To establish the anatomical relationships between the arytenoid and cricoid cartilages and apply these findings to design an arytenoidectomy based on a sound anatomical basis.
In 50 patients the length of the vocal process and the distance between vocal process tip and upper border of the cricoid cartilage were endoscopically measured. Twenty-five total laryngectomy specimens were sagittally and axially sectioned to verify the position of the arytenoids and their relation to the cricoid. The anatomical findings led to the design of laser partial arytenoidectomy and cordotomy (L-PAC), which was used in 45 patients with bilateral cord paralysis in adduction.

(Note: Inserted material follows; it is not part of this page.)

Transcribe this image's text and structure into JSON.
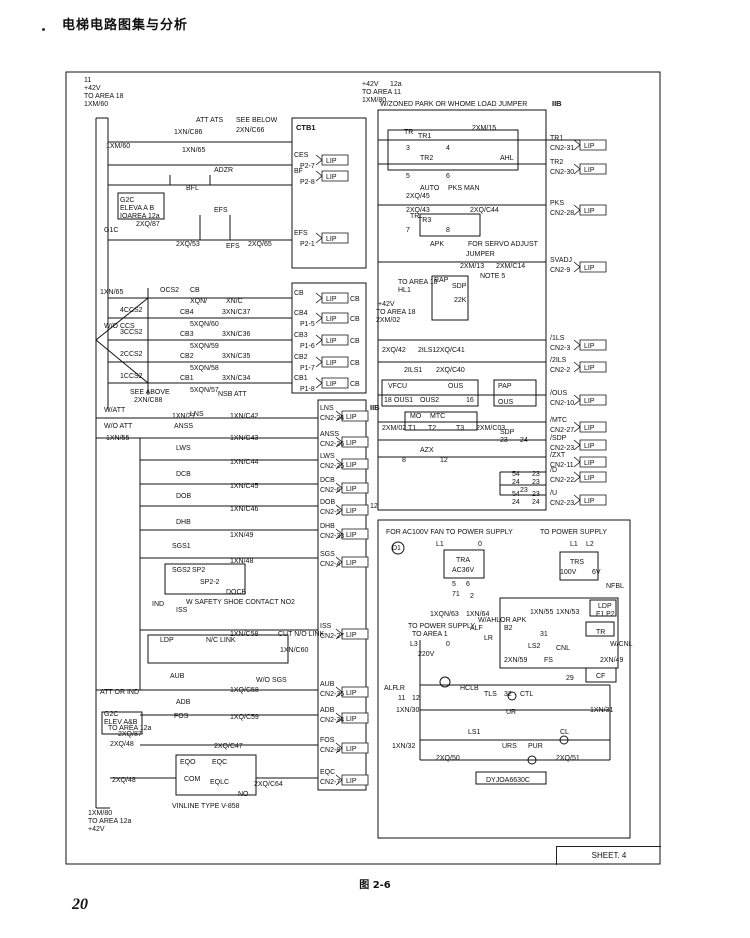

The anatomical findings showed that the cricoarytenoid joint did not contribute to the airway in any of the measured specimens. Using L-PAC, 100% of the patients were decannulated and no patient needed a postoperative tracheostomy at any time. Only 3 patients experienced minimal postoperative aspiration to liquids (6.7%). Reasonable phonation was achieved as regarded by a speech analysis battery. Three patients (6.7%) needed a contralateral L-PAC.
The shape of the cricoid and the location of its axis of maximum width ought to dictate the technique of glottic widening to be used in bilateral cord immobility in adduction. The present extra-articular technique, L-PAC, showed its versatility in providing an effective balance between the protective, the respiratory, and to lesser extent the phoniatory functions.